Engineering porous nitrides via defect-related channels

Porous semiconducting nitrides are effectively a new class of semiconducting material, with properties distinct from the monolithic nitride layers from which devices from light emitting diodes (LEDs) to high electron mobility transistors are increasingly made. The introduction of porosity provides new opportunities to engineer a range of properties including refractive index, thermal and electrical conductivity, stiffness and piezoelectricity. Quantum structures may be created within porous architectures and novel composites may be created via the infiltration of other materials into porous nitride frameworks.
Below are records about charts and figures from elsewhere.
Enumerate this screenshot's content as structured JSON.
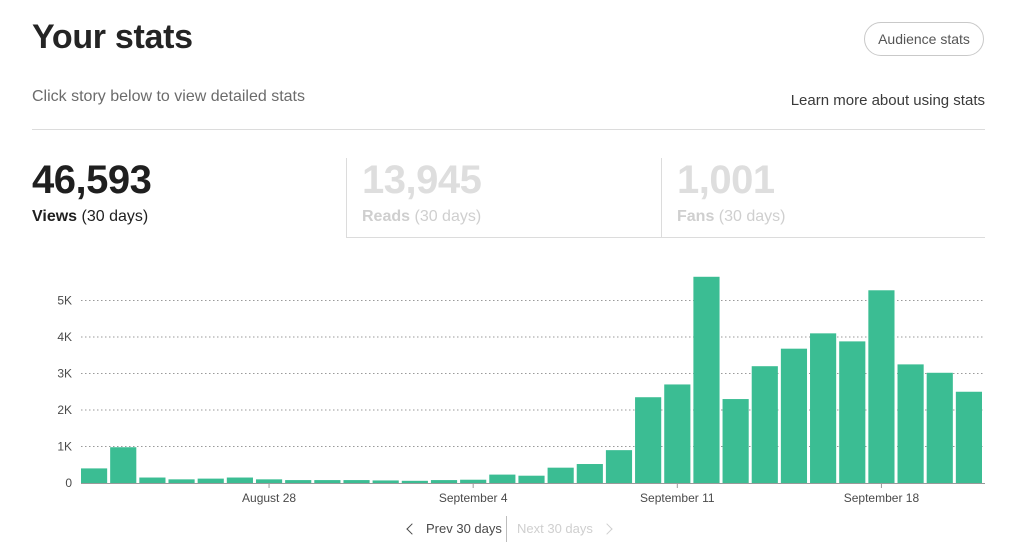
{
  "header": {
    "title": "Your stats",
    "audience_button": "Audience stats",
    "subtitle": "Click story below to view detailed stats",
    "learn_more": "Learn more about using stats"
  },
  "stats": {
    "views": {
      "value": "46,593",
      "name": "Views",
      "period": "(30 days)"
    },
    "reads": {
      "value": "13,945",
      "name": "Reads",
      "period": "(30 days)"
    },
    "fans": {
      "value": "1,001",
      "name": "Fans",
      "period": "(30 days)"
    }
  },
  "pager": {
    "prev": "Prev 30 days",
    "next": "Next 30 days"
  },
  "colors": {
    "bar": "#3bbd93",
    "grid": "#9a9a9a"
  },
  "chart_data": {
    "type": "bar",
    "x_start_date": "2023-08-21",
    "values": [
      400,
      980,
      150,
      100,
      120,
      150,
      100,
      80,
      80,
      80,
      70,
      60,
      80,
      90,
      230,
      200,
      420,
      520,
      900,
      2350,
      2700,
      5650,
      2300,
      3200,
      3680,
      4100,
      3880,
      5280,
      3250,
      3020,
      2500
    ],
    "ylim": [
      0,
      6000
    ],
    "y_ticks": [
      {
        "value": 0,
        "label": "0"
      },
      {
        "value": 1000,
        "label": "1K"
      },
      {
        "value": 2000,
        "label": "2K"
      },
      {
        "value": 3000,
        "label": "3K"
      },
      {
        "value": 4000,
        "label": "4K"
      },
      {
        "value": 5000,
        "label": "5K"
      }
    ],
    "x_ticks": [
      {
        "index": 6,
        "label": "August 28"
      },
      {
        "index": 13,
        "label": "September 4"
      },
      {
        "index": 20,
        "label": "September 11"
      },
      {
        "index": 27,
        "label": "September 18"
      }
    ],
    "grid": "dotted-horizontal",
    "legend": "none"
  }
}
A key example of the application of porous nitrides in photonics is the fabrication of high reflectivity distributed Bragg reflectors (DBRs) from alternating layers of porous and non-porous GaN. These reflectors are fabricated from epitaxial structures consisting of alternating doped and undoped layers, in which only the conductive, doped layers are electrochemically etched. Conventionally, trenches are formed using a dry-etching process, penetrating through the multilayer, and the electrochemical etch then proceeds laterally from the trench sidewalls. The need for these trenches then limits the device designs and manufacturing processes within which the resulting reflectors can be used. We have developed a novel alternative etching process, which removes the requirement for the dry-etched trenches, with etching proceeding vertically from the top surface through channels formed at dislocations in the crystal structure of GaN. Dislocations are ubiquitous in the heteroepitaxial nitrides used in device fabrication. Our novel etch process leaves an undoped top surface layer almost unaltered and suitable for further epitaxy.

This new defect-based etching process provides great flexibility for the creation of a variety of sub-surface porous architectures on top of which a range of devices may be grown. Whilst DBR structures enable improved light extraction from LEDs and the formation of resonant cavities for lasers and single photon sources, recent development also suggest that thick, subs-surface porous layers may enable strain relaxation to help improve the efficiency of red microLEDs for augmented reality displays. Overall, the opportunities presented by the porosification of nitrides via dislocation channels has altered our perspective on these defects, turning them from a perceived weakness into a strength.